An accompanying Parliamentary Budget Office costing said the reform would see collections slump $187bn in the first year of operation, rising to $221bn by the third. “Sin taxes are stratospheric in Australia and are totally disproportionate to associated taxpayer-funded health costs,” the senator said.
In August the government abandoned its plans to cut the corporate income tax rate to 25 per cent for all companies. In June the Turnbull government passed laws to reduce personal income tax, phased in over seven years, by enough to slow the rate of increase in bracket creep. The estimated cost to revenue was $144bn. The LDP package would cut taxes by $623 billion over a three-year period.
“Smokers pay for the negative consequences of their habit many times over through exorbitant taxes. Smoking primarily hurts the smoker, and when drinking generates harm, it is primarily the drinker who is hurt,” he added.
“Such a large reduction in taxes should be coupled with an even greater reduction in Commonwealth Government spending. The Liberal Democrats have costed policies to do just that,” he said.
“Given the magnitude and scale of the proposed change there is also substantial uncertainty around the behaviour responses,” the PBO said. The PBO assumed a ‘taxable income elasticity’ of 0.2, which implies a 1 percentage point cut in income tax increases revenue by 0.2 per cent.

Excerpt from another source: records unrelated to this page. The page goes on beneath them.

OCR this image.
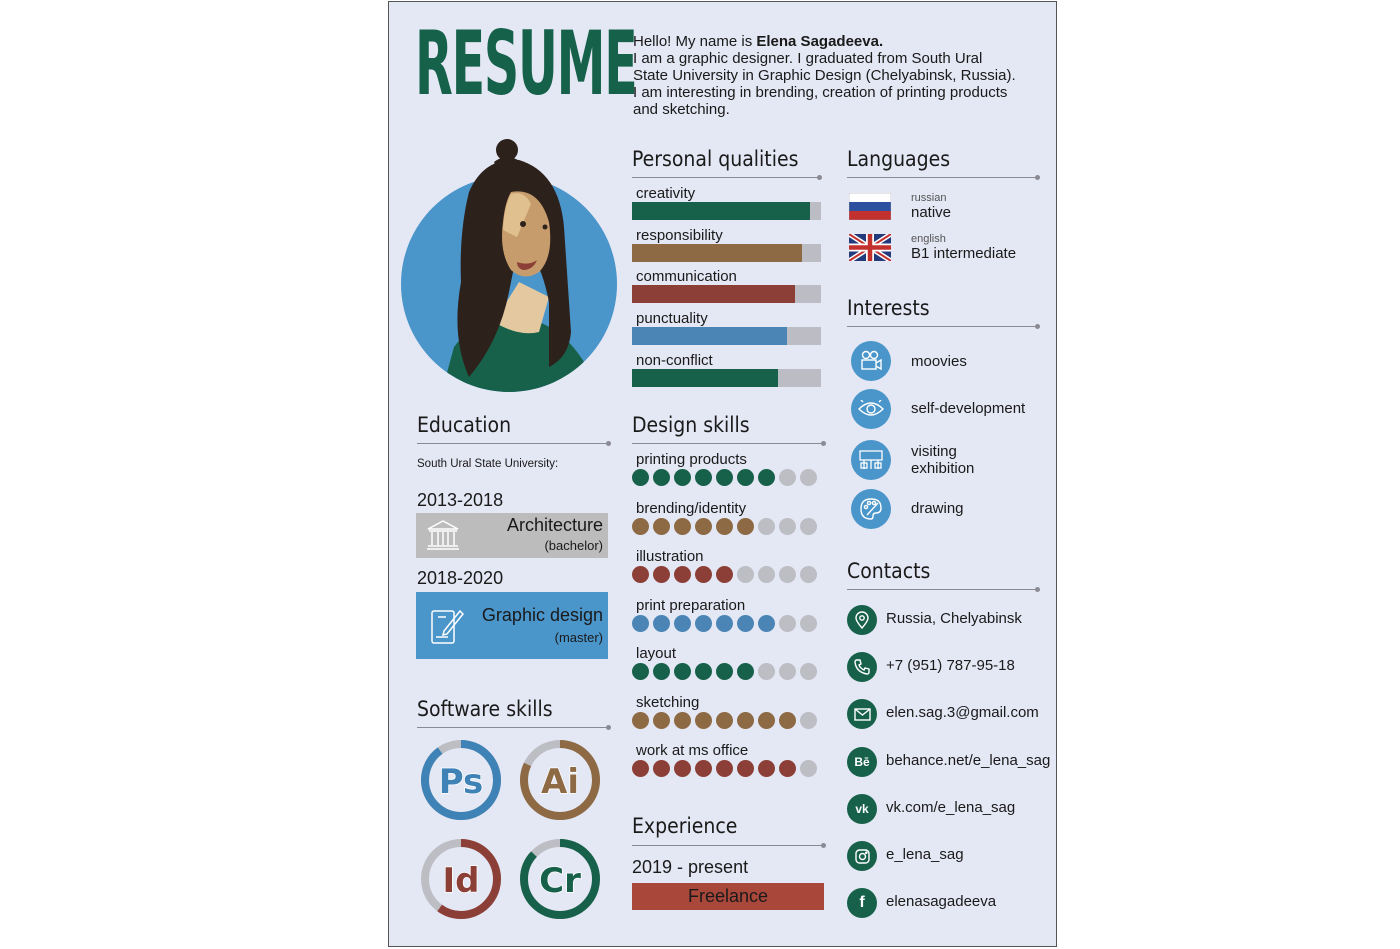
RESUME
Hello! My name is Elena Sagadeeva.
I am a graphic designer. I graduated from South Ural
State University in Graphic Design (Chelyabinsk, Russia).
I am interesting in brending, creation of printing products
and sketching.
Personal qualities
creativity
responsibility
communication
punctuality
non-conflict
Languages
russian
native
english
B1 intermediate
Interests
moovies
self-development
visiting
exhibition
drawing
Education
South Ural State University:
2013-2018
Architecture
(bachelor)
2018-2020
Graphic design
(master)
Design skills
printing products
brending/identity
illustration
print preparation
layout
sketching
work at ms office
Software skills
Ps Ai
Id Cr
Experience
2019 - present
Freelance
Contacts
Russia, Chelyabinsk
+7 (951) 787-95-18
elen.sag.3@gmail.com
Bē behance.net/e_lena_sag
vk vk.com/e_lena_sag
e_lena_sag
f elenasagadeeva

International evidence shows a 1 percentage point tax cut lifts taxable income by between 0.4 and 0.7 per cent, where the response is greatest among high earners, who have most scope to avoid tax.
Senator Leyonhjelm has previously asked the PBO to cost abolishing subsidies to universities and vocationally education and training to zero, alongside dramatic reductions to foreign aid and welfare.
The Bill would also abolish the major bank levy, the luxury car tax, and wine equalisation tax.